Being on the DART is like sitting through a crazy demographic experiment. It’s like scientists planted thousands of young Americans in south Dublin to see how they would react in a new environment, and interact with their co-habitants.  Incidentally, not very well as it turns out.

There was I quietly drinking a pint of Smithwick’s in my local Dublin hostelry a few days ago when the young man beside me at the bar said to me with a look of either shock, disgust or amazement, “OMG you are actually the first person I have ever seen drink a pint of Smithwicks, loike what age are you? I’ve never even heard of anyone drinking that”. Before I had the chance to respond he was off to tell the goys about the culchie at the bar.

So you’ll be glad to hear that prejudices against country folk is still going strong. I have been subject to allegations of ungodly acts against farm animals (none of which were actually proven), on a regular basis.

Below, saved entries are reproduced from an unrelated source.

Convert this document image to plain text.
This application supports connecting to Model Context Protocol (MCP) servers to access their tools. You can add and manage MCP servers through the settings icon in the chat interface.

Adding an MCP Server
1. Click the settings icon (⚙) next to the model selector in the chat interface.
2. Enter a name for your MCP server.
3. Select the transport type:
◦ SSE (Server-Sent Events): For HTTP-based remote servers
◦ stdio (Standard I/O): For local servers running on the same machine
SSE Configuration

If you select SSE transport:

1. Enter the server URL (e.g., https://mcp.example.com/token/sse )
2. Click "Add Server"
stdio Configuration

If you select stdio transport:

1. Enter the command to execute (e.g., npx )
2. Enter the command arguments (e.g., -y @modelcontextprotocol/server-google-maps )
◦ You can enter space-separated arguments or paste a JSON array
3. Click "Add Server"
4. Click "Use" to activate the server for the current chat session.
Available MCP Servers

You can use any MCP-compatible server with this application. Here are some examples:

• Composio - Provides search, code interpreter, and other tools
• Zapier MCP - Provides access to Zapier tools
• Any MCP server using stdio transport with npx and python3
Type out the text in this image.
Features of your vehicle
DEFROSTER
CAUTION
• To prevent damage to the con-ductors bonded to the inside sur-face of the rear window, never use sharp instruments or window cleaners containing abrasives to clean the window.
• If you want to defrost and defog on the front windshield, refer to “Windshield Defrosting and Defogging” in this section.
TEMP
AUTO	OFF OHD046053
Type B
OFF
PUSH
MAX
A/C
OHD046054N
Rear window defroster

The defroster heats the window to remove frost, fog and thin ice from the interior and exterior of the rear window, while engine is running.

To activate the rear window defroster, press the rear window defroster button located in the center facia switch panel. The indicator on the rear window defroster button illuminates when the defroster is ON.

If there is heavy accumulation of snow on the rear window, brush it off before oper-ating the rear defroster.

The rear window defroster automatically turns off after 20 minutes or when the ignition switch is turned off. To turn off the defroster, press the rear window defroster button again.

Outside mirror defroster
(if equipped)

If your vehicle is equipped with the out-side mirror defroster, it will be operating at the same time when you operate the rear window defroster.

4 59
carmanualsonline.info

Another encounter of note was, “Do youz have the same films and all in Mayo that we have up hee-er?” .

On proudly informing the same learned gentleman who informed me of his new culchie immigration programme that I was from County Mayo, he proceeded to ask me one of the most insightful questions I’ve ever had the pleasure of being asked.

“Mayo?

Is that where Mayo-naise comes from?”

As is my duty coming from the birthplace of one of the world’s most enjoyed condiments I responded with a categorical, “Yes, of course, sure where else would it come from, twas one of me neighbours who came up with it”.

I suggest that this man’s passport be confiscated before he’s allowed to further tarnish our already damaged International reputation.

There has always been the Cuchie – Jackine rivalry. (The word Culchie actually comes from Kiltimagh the home of such culchie celebrities as Louis Walsh and Deirdre Kelly).

It goes back to a deep-rooted suspicion of each other and plus the fact that we’re clearly more intelligent and superior in every way. So before you think of leaving the bread and butter of the land take note, farming street cred hasn’t quite reached Dublin just yet.